One interesting circuit element Westcott developed was a load-compensation circuit. This could allow a train to maintain speed when climbing and descending grades. It turned out to be a bit controversial, as many modelers wanted trains to slow and accelerate on hills, not maintain a fixed speed, to force the engineer to react to the situation. Later versions were adapted to produce more prototypical slowing and accelerating on grades than the models would do on their own.

Further Evolution

In 1965 a new technology entered the scene: the Silicon-Controlled Rectifier, or SCR. An SCR is basically a switch that can only be turned on, not off, which sounds rather useless. But when coupled with a supply of pulsed power that turns itself off every cycle, the SCR can be used to let the pulse through starting at different points in the cycle, effectively providing a control over average voltage (and average voltage is what makes the train run faster or slower).

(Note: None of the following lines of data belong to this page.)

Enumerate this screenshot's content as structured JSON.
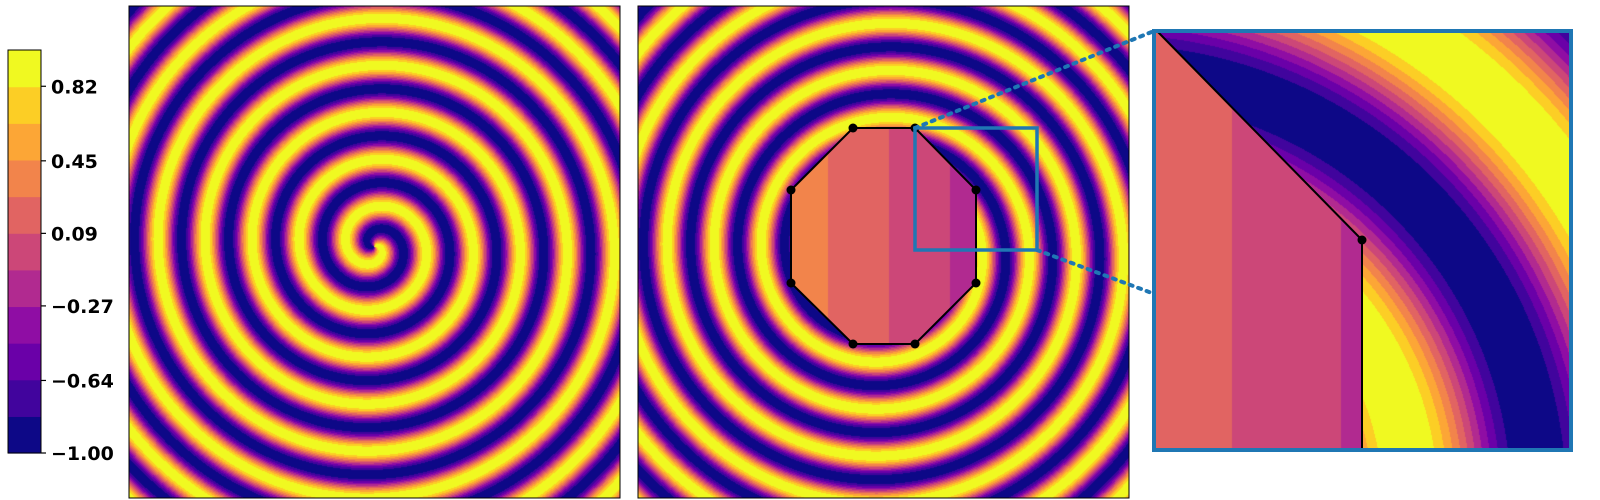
{
  "chart_data": [
    {
      "type": "heatmap",
      "colormap": "plasma",
      "levels": 11,
      "value_range": [
        -1.0,
        1.0
      ],
      "colorbar": {
        "tick_labels": [
          "0.82",
          "0.45",
          "0.09",
          "−0.27",
          "−0.64",
          "−1.00"
        ],
        "tick_values": [
          0.82,
          0.45,
          0.09,
          -0.27,
          -0.64,
          -1.0
        ],
        "placement": "left"
      },
      "title": "",
      "xlabel": "",
      "ylabel": "",
      "panels": [
        {
          "id": "full-spiral",
          "content": "spiral wave field"
        },
        {
          "id": "spiral-with-octagon",
          "content": "spiral wave field with octagonal inset region",
          "octagon_vertices": 8
        },
        {
          "id": "zoom-inset",
          "content": "magnified view of the boxed region"
        }
      ],
      "colors": {
        "zoom_box": "#1f77b4",
        "outline": "#000000"
      }
    }
  ]
}
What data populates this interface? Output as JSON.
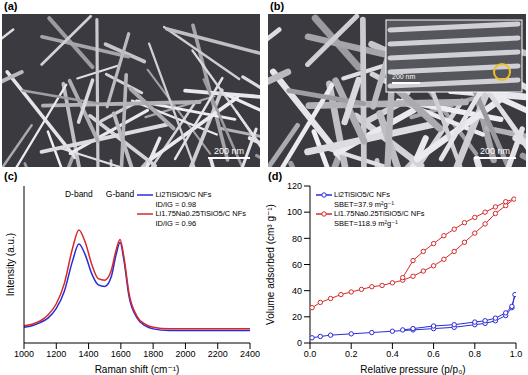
{
  "images": [
    {
      "label": "(a)",
      "scale_bar": "200 nm"
    },
    {
      "label": "(b)",
      "scale_bar": "200 nm",
      "inset": {
        "scale_bar": "200 nm"
      }
    }
  ],
  "chart_data": [
    {
      "label": "(c)",
      "type": "line",
      "x_label": "Raman shift (cm⁻¹)",
      "y_label": "Intensity (a.u.)",
      "x": [
        1000,
        1050,
        1100,
        1150,
        1200,
        1250,
        1300,
        1340,
        1380,
        1420,
        1460,
        1500,
        1540,
        1570,
        1595,
        1620,
        1650,
        1700,
        1750,
        1800,
        1900,
        2000,
        2100,
        2200,
        2300,
        2400
      ],
      "series": [
        {
          "name": "Li2TiSiO5/C NFs",
          "color": "#2b2bd6",
          "annotation": "ID/IG = 0.98",
          "values": [
            10,
            11,
            13,
            16,
            22,
            33,
            52,
            63,
            56,
            44,
            37,
            36,
            42,
            56,
            64,
            52,
            30,
            16,
            11,
            9,
            8,
            8,
            8,
            8,
            8,
            8
          ]
        },
        {
          "name": "Li1.75Na0.25TiSiO5/C NFs",
          "color": "#d62a2a",
          "annotation": "ID/IG = 0.96",
          "values": [
            11,
            12,
            14,
            18,
            25,
            38,
            60,
            72,
            64,
            50,
            41,
            40,
            46,
            59,
            66,
            54,
            32,
            17,
            12,
            10,
            9,
            9,
            9,
            9,
            9,
            9
          ]
        }
      ],
      "annotations": [
        {
          "text": "D-band",
          "x": 1340
        },
        {
          "text": "G-band",
          "x": 1595
        }
      ],
      "xlim": [
        1000,
        2400
      ],
      "xticks": [
        1000,
        1200,
        1400,
        1600,
        1800,
        2000,
        2200,
        2400
      ],
      "ylim": [
        0,
        100
      ],
      "tick_labels": "x",
      "grid": false,
      "legend": "upper right"
    },
    {
      "label": "(d)",
      "type": "scatter",
      "x_label": "Relative pressure (p/p₀)",
      "y_label": "Volume adsorbed (cm³ g⁻¹)",
      "series": [
        {
          "name": "Li2TiSiO5/C NFs",
          "color": "#2b2bd6",
          "marker": "circle",
          "line_style": "solid",
          "annotation": "SBET=37.9 m²g⁻¹",
          "x": [
            0.01,
            0.05,
            0.1,
            0.2,
            0.3,
            0.4,
            0.5,
            0.6,
            0.7,
            0.8,
            0.85,
            0.9,
            0.95,
            0.98,
            0.995,
            0.98,
            0.95,
            0.9,
            0.85,
            0.8,
            0.7,
            0.6,
            0.5,
            0.45
          ],
          "values": [
            4,
            5,
            6,
            7,
            8,
            9,
            10,
            11,
            12,
            14,
            15,
            17,
            21,
            27,
            37,
            28,
            23,
            19,
            17,
            16,
            14,
            13,
            11,
            10
          ]
        },
        {
          "name": "Li1.75Na0.25TiSiO5/C NFs",
          "color": "#d62a2a",
          "marker": "circle",
          "line_style": "solid",
          "annotation": "SBET=118.9 m²g⁻¹",
          "x": [
            0.01,
            0.05,
            0.1,
            0.15,
            0.2,
            0.25,
            0.3,
            0.35,
            0.4,
            0.45,
            0.5,
            0.55,
            0.6,
            0.65,
            0.7,
            0.75,
            0.8,
            0.85,
            0.9,
            0.95,
            0.99,
            0.95,
            0.9,
            0.85,
            0.8,
            0.75,
            0.7,
            0.65,
            0.6,
            0.55,
            0.5,
            0.45
          ],
          "values": [
            27,
            31,
            34,
            37,
            39,
            41,
            43,
            44,
            46,
            48,
            51,
            55,
            59,
            64,
            70,
            77,
            84,
            91,
            99,
            105,
            110,
            108,
            104,
            100,
            96,
            92,
            87,
            82,
            76,
            70,
            63,
            50
          ]
        }
      ],
      "xlim": [
        0,
        1
      ],
      "xticks": [
        {
          "value": 0,
          "label": "0.0"
        },
        0.2,
        0.4,
        0.6,
        0.8,
        {
          "value": 1,
          "label": "1.0"
        }
      ],
      "ylim": [
        0,
        120
      ],
      "yticks": [
        0,
        20,
        40,
        60,
        80,
        100,
        120
      ],
      "grid": false,
      "legend": "upper left"
    }
  ]
}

It was possible to build pulsed throttles before the SCR, and many early designs did so, typically using unfiltered rectified DC (“ripple”) at full-wave (120 Hz) or half-wave (60 Hz) cycles, or with more sophisticated methods. But this technology made experimentation with pulse designs easier, and seems to have catalyzed interest in just what kinds of pulses worked best. In the same January 1965 issue of MR that introduced the SCR (in Pure-pulse Transistor Throttle by David Fyffe, another early throttle designer) Westcott outlined the various kinds of pulses that could be used, and their strengths and weaknesses in his article, Toward Perfect Motor Response.

Several SCR articles followed in later years, and SCR designs were still being published into the late 1970’s at least.

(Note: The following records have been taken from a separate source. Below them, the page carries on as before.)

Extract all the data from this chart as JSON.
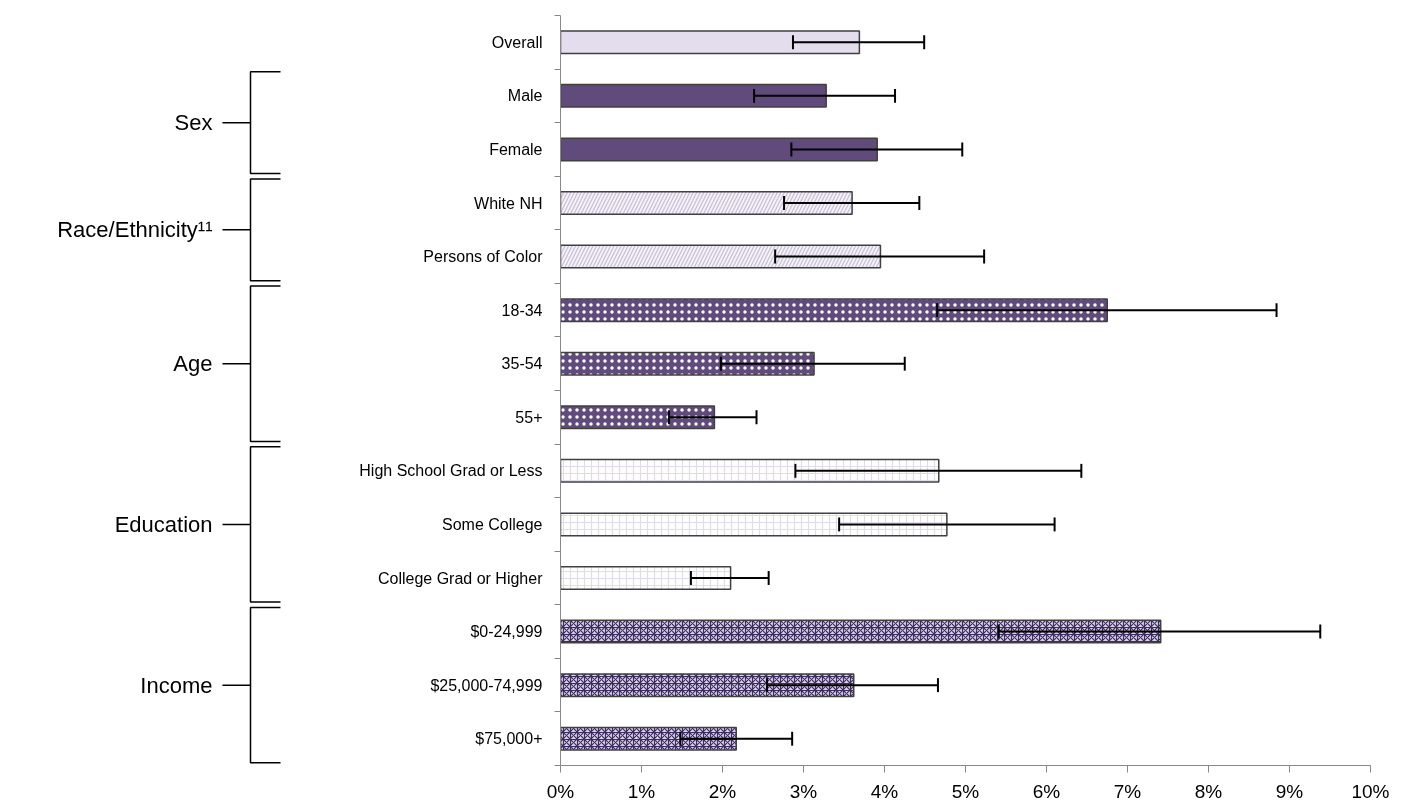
{
  "chart_data": {
    "type": "bar",
    "orientation": "horizontal",
    "categories": [
      "Overall",
      "Male",
      "Female",
      "White NH",
      "Persons of Color",
      "18-34",
      "35-54",
      "55+",
      "High School Grad or Less",
      "Some College",
      "College Grad or Higher",
      "$0-24,999",
      "$25,000-74,999",
      "$75,000+"
    ],
    "values": [
      3.69,
      3.28,
      3.91,
      3.6,
      3.95,
      6.75,
      3.13,
      1.9,
      4.67,
      4.77,
      2.1,
      7.41,
      3.62,
      2.17
    ],
    "errors": [
      [
        2.87,
        4.49
      ],
      [
        2.39,
        4.13
      ],
      [
        2.85,
        4.96
      ],
      [
        2.76,
        4.43
      ],
      [
        2.65,
        5.23
      ],
      [
        4.65,
        8.84
      ],
      [
        1.98,
        4.25
      ],
      [
        1.34,
        2.42
      ],
      [
        2.9,
        6.43
      ],
      [
        3.44,
        6.1
      ],
      [
        1.61,
        2.57
      ],
      [
        5.41,
        9.38
      ],
      [
        2.55,
        4.66
      ],
      [
        1.48,
        2.86
      ]
    ],
    "colors": [
      "#e4dded",
      "#614a7c",
      "#614a7c",
      "#f4f1f7",
      "#f4f1f7",
      "#614a7c",
      "#614a7c",
      "#614a7c",
      "#ffffff",
      "#ffffff",
      "#ffffff",
      "#d9d2e3",
      "#d9d2e3",
      "#d9d2e3"
    ],
    "xlim": [
      0,
      10
    ],
    "xticks": [
      {
        "value": 0,
        "label": "0%"
      },
      {
        "value": 1,
        "label": "1%"
      },
      {
        "value": 2,
        "label": "2%"
      },
      {
        "value": 3,
        "label": "3%"
      },
      {
        "value": 4,
        "label": "4%"
      },
      {
        "value": 5,
        "label": "5%"
      },
      {
        "value": 6,
        "label": "6%"
      },
      {
        "value": 7,
        "label": "7%"
      },
      {
        "value": 8,
        "label": "8%"
      },
      {
        "value": 9,
        "label": "9%"
      },
      {
        "value": 10,
        "label": "10%"
      }
    ],
    "grid": false,
    "annotations": [
      "Sex",
      "Race/Ethnicity¹¹",
      "Age",
      "Education",
      "Income"
    ]
  }
}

In 1969 Westcott published his TAT-IV design in the March issue of MR, simply titled: Improved Transistor Throttle. In this article he elaborated on his experiments with motors, noting that he’d found the ideal pulse form to be pulses of as small as 2.5 milliseconds duration, repeated every 25 milliseconds (or 40 pulses per second as he put it) to be the best for avoiding vibration and noise in the motor while minimizing heating. He also noted that pulses were really only needed when starting (or coming down to very low speed) and needed to be replaced with filtered DC at higher speeds to avoid damage.

As an example of how complex things had become, the TAT-IV design contained a total of eleven transistors. The TAT-III had used five (three output, one for voltage regulation, and one for load compensation).

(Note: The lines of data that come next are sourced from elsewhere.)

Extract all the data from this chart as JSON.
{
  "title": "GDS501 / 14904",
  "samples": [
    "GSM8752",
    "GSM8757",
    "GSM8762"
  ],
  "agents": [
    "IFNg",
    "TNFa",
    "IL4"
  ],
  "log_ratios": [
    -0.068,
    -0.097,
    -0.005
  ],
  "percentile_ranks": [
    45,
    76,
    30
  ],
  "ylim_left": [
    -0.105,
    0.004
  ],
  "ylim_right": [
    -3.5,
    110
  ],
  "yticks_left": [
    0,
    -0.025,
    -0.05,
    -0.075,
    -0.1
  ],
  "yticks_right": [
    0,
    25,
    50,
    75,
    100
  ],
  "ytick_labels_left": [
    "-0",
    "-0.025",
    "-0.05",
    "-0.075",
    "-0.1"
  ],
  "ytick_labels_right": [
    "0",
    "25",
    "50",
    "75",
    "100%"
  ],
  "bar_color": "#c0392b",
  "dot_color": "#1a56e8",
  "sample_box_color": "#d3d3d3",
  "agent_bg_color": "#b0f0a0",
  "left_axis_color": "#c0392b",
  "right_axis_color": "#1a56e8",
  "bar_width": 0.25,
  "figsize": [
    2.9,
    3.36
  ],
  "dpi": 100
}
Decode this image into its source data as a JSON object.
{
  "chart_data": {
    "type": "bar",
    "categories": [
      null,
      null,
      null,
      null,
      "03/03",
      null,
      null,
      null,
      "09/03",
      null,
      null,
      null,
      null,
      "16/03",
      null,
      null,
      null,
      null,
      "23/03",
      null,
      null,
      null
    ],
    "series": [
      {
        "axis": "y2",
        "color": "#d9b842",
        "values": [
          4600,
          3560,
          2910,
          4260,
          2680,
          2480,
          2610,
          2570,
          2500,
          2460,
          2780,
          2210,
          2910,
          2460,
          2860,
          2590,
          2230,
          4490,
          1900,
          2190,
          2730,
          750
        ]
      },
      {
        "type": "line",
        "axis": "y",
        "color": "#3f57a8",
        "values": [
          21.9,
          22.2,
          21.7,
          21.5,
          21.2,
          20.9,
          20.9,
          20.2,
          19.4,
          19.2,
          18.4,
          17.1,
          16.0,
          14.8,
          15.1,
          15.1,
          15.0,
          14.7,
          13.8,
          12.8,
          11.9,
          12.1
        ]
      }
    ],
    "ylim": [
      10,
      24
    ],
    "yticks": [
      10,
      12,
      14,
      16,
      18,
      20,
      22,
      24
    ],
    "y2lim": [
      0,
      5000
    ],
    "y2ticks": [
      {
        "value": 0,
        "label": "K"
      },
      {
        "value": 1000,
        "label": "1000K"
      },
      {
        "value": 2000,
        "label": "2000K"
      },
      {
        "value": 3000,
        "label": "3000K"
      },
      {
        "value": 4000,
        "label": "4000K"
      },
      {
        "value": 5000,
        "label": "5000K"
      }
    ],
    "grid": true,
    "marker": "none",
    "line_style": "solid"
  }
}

Interestingly, while he was using 12V DC as the 100% throttle level (ramping up to that from zero), at low speed the pulses he used were 18 to 20 volt square waves. Later work (which I haven’t tracked down) would show that square waves at these frequencies weren’t really a good idea, leading to arcing on the commutator and excessive heating. And later SCR designs used “ripple” pulses with more gradual rise and fall profiles.

In fact one of the interesting problems with pulses was that they made the wheels spin or jerk, which tended to polish both wheels and rail, leading to poorer performance. This was also minimized by removing the pulses at higher speeds.

Modern DCC decoders use square waves, but at least in ultrasonic decoders they use them at much higher frequencies (15,000 Hz instead of 40 Hz) and this minimizes both the jerking effect (and the noise and vibration) as well as the heating effect.

The TAT-IV and other designs would be elaborated further in the 1970’s, and other designers were trying new ideas as well, but the major design innovations all seem to have taken place in about one decade, over the course of the 1960’s. What came in the next decade was refinement, at least until the next technological revolution, command control, began.

Aside from his own innovation in the field, Westcott’s editorial policy of publishing such “electronic hobbyist” articles undoubtedly helped promote the development of the transistor throttle, and his work with pulsed-output designs helped model trains evolve into the smooth-running machines we know today. He may not have invented the transistor throttle, but his contributions to it really can’t be overstated.